Last week, Tamera Jo Freeman, 38, was arrested for allegedly abusing her two children on a Frontier flight from San Francisco to Denver. Witnesses said that Freeman appeared intoxicated when she slapped her children, ages 2 and 4, repeatedly on the legs, arms and shoulders, as well as cursed at them. She was also charged with interfering with a flight crew after a flight attendant intervened and Freeman allegedly threw a drink at her and followed her into the aisle yelling in a threatening manner.
Freeman’s behavior was clearly out of line. Since Freeman was flying from California, the story made me think of California assemblywoman Sally Lieber’s anti-spanking bill earlier this year. Lieber attempted to make spanking a child under 3 years of age a criminal offense in California.
My parents spanked my siblings and me, and simple spanking didn’t leave any long-lasting scars on our psyches. I think kids need to be swatted on the ass once in a while. (Hell, I think some adults need to be swatted on the ass once in a while.)
By definition, spanking is swatting a child’s bum with an open hand. I really can’t define this type of spanking as abusive. However, spanking with a belt or paddle or punching your kid is abuse. “Spanking” a baby is abuse. Leaving bruises and breaking bones is abuse. But people who claim that simple spanking is abusive probably need to spank their little brats.
Has anyone else noticed the demise of well-behaved children? Every day I see children demanding, commanding and talking back to their parents and ignoring what they’re told. I hear parents tell their children, “no,” and the kid looks at his mother and goes right on doing what she told him not to — or he starts screaming in the middle of a store. Then these kids grow into teenagers and become even more heinous. They not only talk back to their parents, but they also disrespect their teachers and anyone else with whom they come into contact. Then they become adults who slack off at work because they never expect a pink slip. And the reason for this is that blasted form of “discipline” known as time out.
I first heard of time out when I was about 12. I babysat for some former hippy-turned-yuppy people who gave their children time out at the dining room table when they misbehaved. I was confused by this form of discipline. Time out from what? What is the lesson learned from time out? What’s so bad about time out? You have to sit at the table for 15 minutes? Who cares. I’ll tell ya what’s bad: Acting like a jerk when you have a slumber party and refusing to listen to your mother, then getting spanked in front of your 8-year-old friends. Another thing that’s bad is when you say a very naughty word and your mother scrubs a bar of soap all over your teeth. You’ll be spitting bubbles for two days.

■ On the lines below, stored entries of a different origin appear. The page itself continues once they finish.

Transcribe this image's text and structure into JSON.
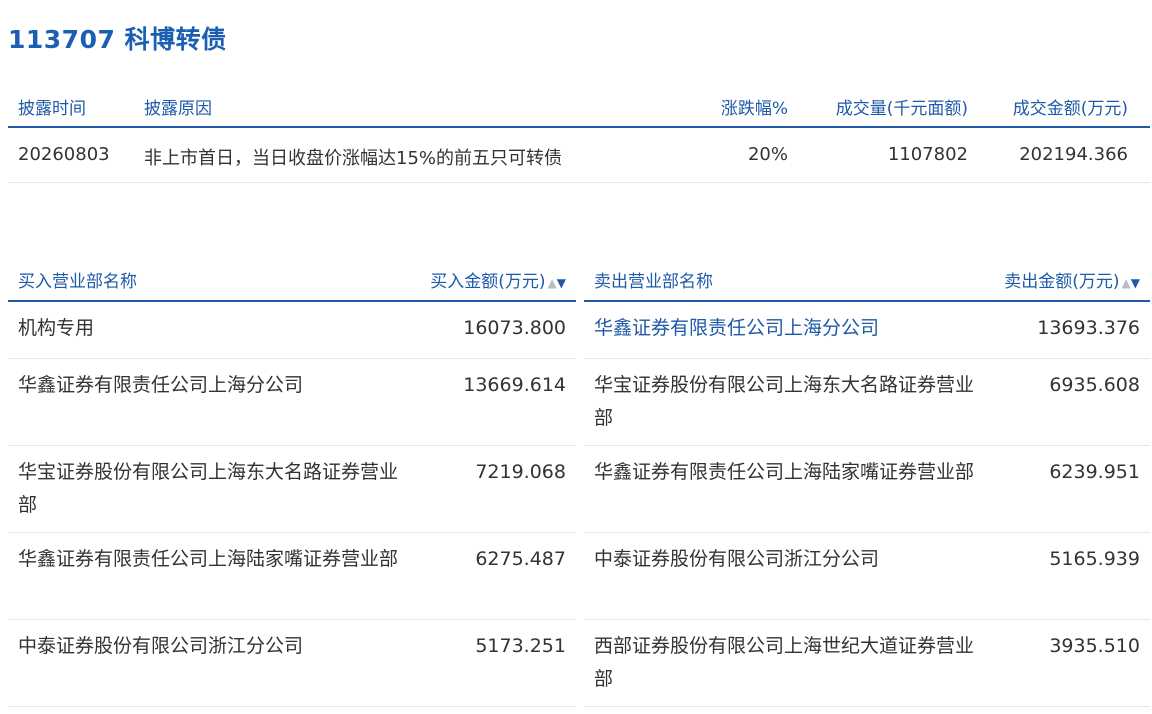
{
  "title": "113707 科博转债",
  "top_table": {
    "headers": [
      "披露时间",
      "披露原因",
      "涨跌幅%",
      "成交量(千元面额)",
      "成交金额(万元)"
    ],
    "row": [
      "20260803",
      "非上市首日，当日收盘价涨幅达15%的前五只可转债",
      "20%",
      "1107802",
      "202194.366"
    ]
  },
  "buy": {
    "header_name": "买入营业部名称",
    "header_amount": "买入金额(万元)",
    "rows": [
      {
        "name": "机构专用",
        "amount": "16073.800"
      },
      {
        "name": "华鑫证券有限责任公司上海分公司",
        "amount": "13669.614"
      },
      {
        "name": "华宝证券股份有限公司上海东大名路证券营业部",
        "amount": "7219.068"
      },
      {
        "name": "华鑫证券有限责任公司上海陆家嘴证券营业部",
        "amount": "6275.487"
      },
      {
        "name": "中泰证券股份有限公司浙江分公司",
        "amount": "5173.251"
      }
    ]
  },
  "sell": {
    "header_name": "卖出营业部名称",
    "header_amount": "卖出金额(万元)",
    "rows": [
      {
        "name": "华鑫证券有限责任公司上海分公司",
        "amount": "13693.376"
      },
      {
        "name": "华宝证券股份有限公司上海东大名路证券营业部",
        "amount": "6935.608"
      },
      {
        "name": "华鑫证券有限责任公司上海陆家嘴证券营业部",
        "amount": "6239.951"
      },
      {
        "name": "中泰证券股份有限公司浙江分公司",
        "amount": "5165.939"
      },
      {
        "name": "西部证券股份有限公司上海世纪大道证券营业部",
        "amount": "3935.510"
      }
    ]
  },
  "sort_icons": {
    "up": "▲",
    "down": "▼"
  },
  "colors": {
    "accent": "#1e5aa8",
    "title": "#1a5fb4",
    "divider": "#e3e6ea"
  }
}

Were those punishments abusive? No. They were punishments that taught me what I shouldn’t do. And I certainly never again acted like a jerk in front of my friends or said that very naughty word aloud. Of course, I said other naughty words, so I did get the soap a few more times. The only lasting result of that, though, is I won’t buy gold-colored bars of soap.
Had my mother given me time out for acting like a jerk or swearing, I would have acted like a jerk and sworn the very next day. Time out is no consequence for bad behavior. Kids need a consequence they dread, fear a little, something they don’t want to happen and that they care if it does. It’s like if they touch a hot stove and get burned; next time, they know that if they touch the hot stove the consequence is that they will get burned.
Children need to learn that there are consequences for their actions. They need to learn to think before they do something and carefully consider the consequences. Learning to think this way will help them throughout their lives: What would happen if I told my boss to suck it? What would be the consequence of ignoring a police officer trying to pull me over? What if I just took something from a store because I wanted it? I'm reasonably certain that the consequences of these actions are more than a time out.
Trust me, when I was growing up, before I did something forbidden, I always weighed whether it was worth the spanking. Sometimes it was, sometimes it wasn’t. But having the spanking hanging over my head sure made me think before I misbehaved. These lessons served me well; as an adult, I consider the consequences of my actions and am prepared to face those consequences.